Air Force Identifies Pilot Who Died In California U-2 Crash


----------



## Gunz (Sep 22, 2016)

RIP and Hand Salute.


----------



## CDG (Sep 22, 2016)

RIP Sir.  Blue Skies.


----------



## Centermass (Sep 22, 2016)

Blue skies always. 

Rest easy Colonel. 

~S~


----------



## Red Flag 1 (Sep 22, 2016)

Rest In God's Own Peace, Lt Col Eadie


----------



## racing_kitty (Sep 22, 2016)

Rest in eternal peace, LTC Eadie. May your sacrifice and service live on in the memories of men.


----------



## Yosemite (Sep 22, 2016)

It's been a sad few months here at Beale, we've lost a few Airmen lately.
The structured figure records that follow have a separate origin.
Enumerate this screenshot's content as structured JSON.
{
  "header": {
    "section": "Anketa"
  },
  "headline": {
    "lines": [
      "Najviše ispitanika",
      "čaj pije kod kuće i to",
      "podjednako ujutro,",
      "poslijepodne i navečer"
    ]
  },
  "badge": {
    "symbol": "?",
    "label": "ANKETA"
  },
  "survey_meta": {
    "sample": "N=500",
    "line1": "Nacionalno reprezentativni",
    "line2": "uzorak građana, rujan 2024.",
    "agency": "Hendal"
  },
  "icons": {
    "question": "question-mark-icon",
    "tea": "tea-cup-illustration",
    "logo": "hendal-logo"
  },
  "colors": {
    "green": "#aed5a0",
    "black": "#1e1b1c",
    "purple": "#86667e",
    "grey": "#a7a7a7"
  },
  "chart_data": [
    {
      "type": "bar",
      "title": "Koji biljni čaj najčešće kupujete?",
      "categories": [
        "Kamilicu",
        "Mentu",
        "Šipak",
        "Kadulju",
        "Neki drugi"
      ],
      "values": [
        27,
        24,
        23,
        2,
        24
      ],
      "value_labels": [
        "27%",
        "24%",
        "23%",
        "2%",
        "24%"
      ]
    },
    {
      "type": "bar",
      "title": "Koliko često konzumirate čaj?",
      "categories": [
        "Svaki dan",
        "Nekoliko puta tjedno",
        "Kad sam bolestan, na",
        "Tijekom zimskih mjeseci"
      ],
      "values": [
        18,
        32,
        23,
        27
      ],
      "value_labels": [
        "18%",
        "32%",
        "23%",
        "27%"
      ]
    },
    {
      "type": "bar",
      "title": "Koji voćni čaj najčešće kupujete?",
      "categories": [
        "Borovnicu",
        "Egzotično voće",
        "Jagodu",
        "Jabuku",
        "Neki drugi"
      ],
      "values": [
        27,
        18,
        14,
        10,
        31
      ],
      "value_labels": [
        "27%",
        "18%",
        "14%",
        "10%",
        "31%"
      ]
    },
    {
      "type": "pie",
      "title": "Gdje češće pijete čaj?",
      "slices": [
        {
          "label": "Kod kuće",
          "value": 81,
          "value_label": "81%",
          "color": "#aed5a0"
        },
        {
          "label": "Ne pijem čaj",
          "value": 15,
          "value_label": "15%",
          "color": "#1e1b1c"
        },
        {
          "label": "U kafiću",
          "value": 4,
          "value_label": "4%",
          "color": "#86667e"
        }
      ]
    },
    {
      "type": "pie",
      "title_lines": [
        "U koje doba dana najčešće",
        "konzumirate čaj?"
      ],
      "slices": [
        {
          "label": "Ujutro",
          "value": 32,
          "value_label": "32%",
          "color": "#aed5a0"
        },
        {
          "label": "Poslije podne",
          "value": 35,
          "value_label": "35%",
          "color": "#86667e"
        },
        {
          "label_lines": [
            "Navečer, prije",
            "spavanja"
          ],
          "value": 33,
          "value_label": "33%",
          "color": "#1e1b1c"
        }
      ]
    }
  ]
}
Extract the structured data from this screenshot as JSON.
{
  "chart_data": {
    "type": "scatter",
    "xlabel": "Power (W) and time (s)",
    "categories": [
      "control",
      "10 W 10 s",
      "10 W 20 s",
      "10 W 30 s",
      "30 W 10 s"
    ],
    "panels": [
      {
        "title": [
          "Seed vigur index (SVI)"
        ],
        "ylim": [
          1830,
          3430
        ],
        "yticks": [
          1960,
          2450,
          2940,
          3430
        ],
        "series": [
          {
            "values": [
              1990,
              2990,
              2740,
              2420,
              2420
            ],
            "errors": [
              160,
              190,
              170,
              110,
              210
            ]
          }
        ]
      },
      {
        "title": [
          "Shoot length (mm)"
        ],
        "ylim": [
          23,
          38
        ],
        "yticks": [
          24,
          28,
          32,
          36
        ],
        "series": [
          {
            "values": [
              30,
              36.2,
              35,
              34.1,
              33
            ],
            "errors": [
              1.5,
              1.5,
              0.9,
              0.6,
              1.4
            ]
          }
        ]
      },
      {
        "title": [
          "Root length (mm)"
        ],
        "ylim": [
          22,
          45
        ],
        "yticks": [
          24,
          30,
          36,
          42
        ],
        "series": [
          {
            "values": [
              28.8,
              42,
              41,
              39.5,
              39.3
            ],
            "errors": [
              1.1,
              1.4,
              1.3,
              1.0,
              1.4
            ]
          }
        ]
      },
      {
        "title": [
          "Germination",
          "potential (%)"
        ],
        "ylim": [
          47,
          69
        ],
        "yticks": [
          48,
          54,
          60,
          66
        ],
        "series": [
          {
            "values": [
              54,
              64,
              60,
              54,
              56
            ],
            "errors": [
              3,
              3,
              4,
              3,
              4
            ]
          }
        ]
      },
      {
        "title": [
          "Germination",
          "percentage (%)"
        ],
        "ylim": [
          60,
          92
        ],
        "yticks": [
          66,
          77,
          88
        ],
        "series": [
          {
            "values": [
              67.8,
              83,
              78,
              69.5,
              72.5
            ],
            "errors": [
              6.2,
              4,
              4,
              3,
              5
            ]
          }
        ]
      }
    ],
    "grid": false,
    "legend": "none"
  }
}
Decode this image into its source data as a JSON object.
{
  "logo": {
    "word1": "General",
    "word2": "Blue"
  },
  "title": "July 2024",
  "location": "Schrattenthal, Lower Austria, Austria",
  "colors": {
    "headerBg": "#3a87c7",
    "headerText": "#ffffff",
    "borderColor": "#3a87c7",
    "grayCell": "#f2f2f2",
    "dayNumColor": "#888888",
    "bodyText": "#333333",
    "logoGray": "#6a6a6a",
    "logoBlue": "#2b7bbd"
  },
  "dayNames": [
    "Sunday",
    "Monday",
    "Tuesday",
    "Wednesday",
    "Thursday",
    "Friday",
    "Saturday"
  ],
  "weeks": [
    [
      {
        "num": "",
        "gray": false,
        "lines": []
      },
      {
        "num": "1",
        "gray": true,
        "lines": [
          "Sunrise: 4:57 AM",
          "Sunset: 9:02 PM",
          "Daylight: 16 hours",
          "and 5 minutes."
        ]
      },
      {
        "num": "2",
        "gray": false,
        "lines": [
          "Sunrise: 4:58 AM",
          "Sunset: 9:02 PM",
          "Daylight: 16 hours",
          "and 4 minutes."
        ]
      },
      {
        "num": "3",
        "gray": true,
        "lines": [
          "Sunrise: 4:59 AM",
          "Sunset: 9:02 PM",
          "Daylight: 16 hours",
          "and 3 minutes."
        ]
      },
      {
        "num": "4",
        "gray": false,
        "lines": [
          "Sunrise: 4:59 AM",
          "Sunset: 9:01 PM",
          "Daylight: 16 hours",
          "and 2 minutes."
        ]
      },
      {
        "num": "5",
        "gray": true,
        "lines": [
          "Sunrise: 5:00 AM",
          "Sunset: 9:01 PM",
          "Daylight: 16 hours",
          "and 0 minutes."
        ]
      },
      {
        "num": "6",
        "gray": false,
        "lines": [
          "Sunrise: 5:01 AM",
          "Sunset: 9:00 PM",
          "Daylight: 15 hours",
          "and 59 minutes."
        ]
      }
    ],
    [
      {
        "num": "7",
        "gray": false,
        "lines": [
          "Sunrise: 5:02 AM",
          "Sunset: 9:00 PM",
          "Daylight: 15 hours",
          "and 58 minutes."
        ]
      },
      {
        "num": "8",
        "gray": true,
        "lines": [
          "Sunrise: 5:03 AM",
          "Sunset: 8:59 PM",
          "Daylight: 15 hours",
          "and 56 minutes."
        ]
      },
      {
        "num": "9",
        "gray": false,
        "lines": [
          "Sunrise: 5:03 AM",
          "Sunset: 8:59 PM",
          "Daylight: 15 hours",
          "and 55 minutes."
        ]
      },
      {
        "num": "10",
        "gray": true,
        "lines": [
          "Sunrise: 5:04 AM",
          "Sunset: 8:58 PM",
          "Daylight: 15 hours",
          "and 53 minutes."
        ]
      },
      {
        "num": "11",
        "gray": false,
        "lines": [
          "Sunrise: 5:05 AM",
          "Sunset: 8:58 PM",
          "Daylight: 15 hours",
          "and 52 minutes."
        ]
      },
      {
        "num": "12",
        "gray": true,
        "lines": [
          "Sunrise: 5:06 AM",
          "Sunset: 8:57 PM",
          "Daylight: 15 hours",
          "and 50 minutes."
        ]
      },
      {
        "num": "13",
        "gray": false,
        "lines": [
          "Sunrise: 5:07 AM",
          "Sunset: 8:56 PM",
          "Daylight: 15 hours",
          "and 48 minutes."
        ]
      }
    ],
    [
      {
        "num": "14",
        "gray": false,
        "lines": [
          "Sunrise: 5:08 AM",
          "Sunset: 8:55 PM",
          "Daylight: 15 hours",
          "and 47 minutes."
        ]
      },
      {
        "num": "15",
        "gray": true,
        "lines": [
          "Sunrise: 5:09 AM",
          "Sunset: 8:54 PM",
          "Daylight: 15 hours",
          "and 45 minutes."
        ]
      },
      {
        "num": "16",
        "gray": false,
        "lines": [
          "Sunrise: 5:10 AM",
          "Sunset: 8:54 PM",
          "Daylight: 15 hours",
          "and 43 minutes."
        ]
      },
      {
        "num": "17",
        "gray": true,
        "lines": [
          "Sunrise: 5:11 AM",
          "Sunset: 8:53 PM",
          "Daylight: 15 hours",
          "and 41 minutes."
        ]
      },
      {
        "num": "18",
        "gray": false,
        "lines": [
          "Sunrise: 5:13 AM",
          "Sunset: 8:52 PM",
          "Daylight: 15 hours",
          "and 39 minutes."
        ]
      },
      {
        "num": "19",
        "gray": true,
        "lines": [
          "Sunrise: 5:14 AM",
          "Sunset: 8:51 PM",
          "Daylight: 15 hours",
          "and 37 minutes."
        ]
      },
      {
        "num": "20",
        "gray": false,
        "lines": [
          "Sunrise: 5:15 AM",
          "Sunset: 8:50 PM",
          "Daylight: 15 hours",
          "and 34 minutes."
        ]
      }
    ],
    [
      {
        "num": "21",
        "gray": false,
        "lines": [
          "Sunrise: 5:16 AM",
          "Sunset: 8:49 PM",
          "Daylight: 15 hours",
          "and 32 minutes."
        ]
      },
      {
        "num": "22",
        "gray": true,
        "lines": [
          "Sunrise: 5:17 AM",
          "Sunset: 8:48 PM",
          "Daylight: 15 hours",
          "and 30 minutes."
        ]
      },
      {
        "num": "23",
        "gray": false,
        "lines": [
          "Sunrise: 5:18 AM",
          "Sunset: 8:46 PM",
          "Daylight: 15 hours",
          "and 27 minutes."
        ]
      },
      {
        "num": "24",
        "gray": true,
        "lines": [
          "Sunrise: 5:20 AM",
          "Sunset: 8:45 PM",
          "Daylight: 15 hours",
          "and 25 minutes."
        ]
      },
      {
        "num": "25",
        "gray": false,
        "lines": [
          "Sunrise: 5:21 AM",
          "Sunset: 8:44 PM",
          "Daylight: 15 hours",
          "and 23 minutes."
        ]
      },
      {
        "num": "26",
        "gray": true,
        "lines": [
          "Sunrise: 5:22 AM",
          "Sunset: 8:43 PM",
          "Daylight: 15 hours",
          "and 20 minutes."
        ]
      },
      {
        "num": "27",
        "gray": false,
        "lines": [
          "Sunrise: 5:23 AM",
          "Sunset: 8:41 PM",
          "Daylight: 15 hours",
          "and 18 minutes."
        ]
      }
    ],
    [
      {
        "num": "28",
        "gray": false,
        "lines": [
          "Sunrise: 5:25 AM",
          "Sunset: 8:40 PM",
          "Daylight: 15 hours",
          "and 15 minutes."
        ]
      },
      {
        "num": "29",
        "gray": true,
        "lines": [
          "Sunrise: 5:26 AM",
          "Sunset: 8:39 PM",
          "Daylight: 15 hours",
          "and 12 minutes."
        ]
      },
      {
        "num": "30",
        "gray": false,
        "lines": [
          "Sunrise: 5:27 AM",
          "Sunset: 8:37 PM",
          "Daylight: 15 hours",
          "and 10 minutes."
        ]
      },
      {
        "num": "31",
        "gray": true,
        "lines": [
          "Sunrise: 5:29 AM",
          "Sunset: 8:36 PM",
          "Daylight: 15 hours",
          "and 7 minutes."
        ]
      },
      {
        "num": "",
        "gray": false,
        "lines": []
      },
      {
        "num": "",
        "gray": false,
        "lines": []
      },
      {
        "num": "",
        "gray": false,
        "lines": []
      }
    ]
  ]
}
Rest in Peace Sir

In God We Trust....All Others We Monitor


----------



## AWP (Sep 22, 2016)

Blue Skies.


----------



## Blizzard (Sep 23, 2016)

Godspeed


----------



## DA SWO (Sep 23, 2016)

Blue skies, RIP.


----------



## Dame (Sep 23, 2016)

Rest in peace.


----------



## DocIllinois (Sep 23, 2016)

Rest in peace, LTC.  Thank you for your service.


----------